Iron is required for many cellular processes, but can be toxic at high concentrations. Thus iron homeostasis is strictly regulated so that iron acquisition, storage, and consumption are geared to iron availability, and that intracellular levels of free iron do not reach toxic levels. Recently, the roles of manganese and its control in cells have been investigated, and it is becoming clear that some aspects of the metabolism of iron and manganese are interrelated.

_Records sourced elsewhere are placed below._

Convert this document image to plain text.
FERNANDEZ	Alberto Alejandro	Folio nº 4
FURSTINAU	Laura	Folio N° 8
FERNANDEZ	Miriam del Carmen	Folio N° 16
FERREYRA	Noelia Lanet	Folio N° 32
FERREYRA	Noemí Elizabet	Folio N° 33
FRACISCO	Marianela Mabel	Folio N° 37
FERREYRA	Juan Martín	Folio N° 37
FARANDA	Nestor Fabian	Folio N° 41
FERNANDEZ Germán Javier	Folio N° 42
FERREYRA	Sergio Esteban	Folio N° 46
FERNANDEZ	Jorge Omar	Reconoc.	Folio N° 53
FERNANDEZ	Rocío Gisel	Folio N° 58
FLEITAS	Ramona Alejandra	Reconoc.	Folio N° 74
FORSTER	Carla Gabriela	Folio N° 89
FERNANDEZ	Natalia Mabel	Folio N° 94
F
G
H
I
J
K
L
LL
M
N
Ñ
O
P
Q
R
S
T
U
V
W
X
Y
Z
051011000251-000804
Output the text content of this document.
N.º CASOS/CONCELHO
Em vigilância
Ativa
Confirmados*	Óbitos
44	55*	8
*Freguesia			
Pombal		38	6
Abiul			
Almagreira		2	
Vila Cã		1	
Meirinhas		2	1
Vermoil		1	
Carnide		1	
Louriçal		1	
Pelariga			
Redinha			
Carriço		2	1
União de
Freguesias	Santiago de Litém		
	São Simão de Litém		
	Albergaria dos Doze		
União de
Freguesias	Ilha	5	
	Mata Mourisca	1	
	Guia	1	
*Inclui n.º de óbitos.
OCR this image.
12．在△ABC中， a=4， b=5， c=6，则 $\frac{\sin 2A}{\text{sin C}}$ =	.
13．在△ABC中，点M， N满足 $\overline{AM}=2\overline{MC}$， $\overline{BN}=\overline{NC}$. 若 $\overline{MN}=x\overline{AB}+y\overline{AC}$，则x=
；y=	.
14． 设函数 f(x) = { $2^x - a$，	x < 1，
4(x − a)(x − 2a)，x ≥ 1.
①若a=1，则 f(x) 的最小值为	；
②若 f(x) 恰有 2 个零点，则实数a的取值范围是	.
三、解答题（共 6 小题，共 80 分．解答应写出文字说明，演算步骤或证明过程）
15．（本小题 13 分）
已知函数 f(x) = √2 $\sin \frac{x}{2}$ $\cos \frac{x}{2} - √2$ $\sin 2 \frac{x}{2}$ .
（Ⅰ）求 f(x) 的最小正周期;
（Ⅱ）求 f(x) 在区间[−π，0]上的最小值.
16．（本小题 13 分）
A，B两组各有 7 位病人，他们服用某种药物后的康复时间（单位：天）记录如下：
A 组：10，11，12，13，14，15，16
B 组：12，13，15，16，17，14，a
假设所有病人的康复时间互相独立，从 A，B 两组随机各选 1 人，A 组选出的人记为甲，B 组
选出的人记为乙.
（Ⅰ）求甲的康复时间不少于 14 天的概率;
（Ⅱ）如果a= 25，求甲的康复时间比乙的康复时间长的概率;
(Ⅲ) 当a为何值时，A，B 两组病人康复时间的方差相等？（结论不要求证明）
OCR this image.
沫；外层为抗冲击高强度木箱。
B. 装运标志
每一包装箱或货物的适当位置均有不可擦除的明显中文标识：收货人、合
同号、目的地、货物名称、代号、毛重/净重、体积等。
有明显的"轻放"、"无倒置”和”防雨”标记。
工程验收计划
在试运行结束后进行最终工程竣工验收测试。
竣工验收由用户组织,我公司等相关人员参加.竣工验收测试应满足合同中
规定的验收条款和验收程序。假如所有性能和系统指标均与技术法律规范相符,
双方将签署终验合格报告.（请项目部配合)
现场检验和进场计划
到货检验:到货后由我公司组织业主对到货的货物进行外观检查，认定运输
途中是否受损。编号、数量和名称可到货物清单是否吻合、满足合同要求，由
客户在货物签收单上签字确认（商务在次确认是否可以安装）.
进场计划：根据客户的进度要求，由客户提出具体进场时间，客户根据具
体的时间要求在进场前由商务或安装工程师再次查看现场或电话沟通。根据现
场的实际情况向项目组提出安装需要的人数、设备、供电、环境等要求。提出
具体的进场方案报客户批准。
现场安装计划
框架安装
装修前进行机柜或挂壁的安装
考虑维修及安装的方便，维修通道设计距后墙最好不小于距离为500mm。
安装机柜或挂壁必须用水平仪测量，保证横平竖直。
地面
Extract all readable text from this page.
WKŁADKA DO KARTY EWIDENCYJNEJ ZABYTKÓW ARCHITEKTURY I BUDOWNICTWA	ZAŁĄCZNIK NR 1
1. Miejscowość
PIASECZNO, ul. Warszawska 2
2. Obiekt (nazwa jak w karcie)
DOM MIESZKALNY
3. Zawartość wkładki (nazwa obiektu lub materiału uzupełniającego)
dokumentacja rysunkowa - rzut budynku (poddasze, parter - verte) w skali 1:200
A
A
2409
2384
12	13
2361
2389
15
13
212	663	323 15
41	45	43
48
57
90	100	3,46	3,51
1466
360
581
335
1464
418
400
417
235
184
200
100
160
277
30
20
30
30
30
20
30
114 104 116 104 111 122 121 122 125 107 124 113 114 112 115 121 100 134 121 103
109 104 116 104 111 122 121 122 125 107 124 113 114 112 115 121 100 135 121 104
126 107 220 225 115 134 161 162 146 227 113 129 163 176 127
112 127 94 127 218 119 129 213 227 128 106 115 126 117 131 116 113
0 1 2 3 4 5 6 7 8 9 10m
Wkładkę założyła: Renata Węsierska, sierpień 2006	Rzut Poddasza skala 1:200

Control of bacterial iron homeostasis by manganese. PNAS USA May 24 2010. doi: 10.1073/pnas.100234210
Perception and response to nutritional iron availability by bacteria are essential to control cellular iron homeostasis. The Irr protein from Bradyrhizobium japonicum senses iron through the status of heme biosynthesis to globally regulate iron-dependent gene expression. Heme binds directly to Irr to trigger its degradation. Here, we show that severe manganese limitation created by growth of a Mn2+ transport mutant in manganese-limited media resulted in a cellular iron deficiency. In wild-type cells, Irr levels were attenuated under manganese limitation, resulting in reduced promoter occupancy of target genes and altered iron-dependent gene expression. Irr levels were high regardless of manganese availability in a heme-deficient mutant, indicating that manganese normally affects heme-dependent degradation of Irr. Manganese altered the secondary structure of Irr in vitro and inhibited binding of heme to the protein. We propose that manganese limitation destabilizes Irr under low-iron conditions by lowering the threshold of heme that can trigger Irr degradation. The findings implicate a mechanism for the control of iron homeostasis by manganese in a bacterium.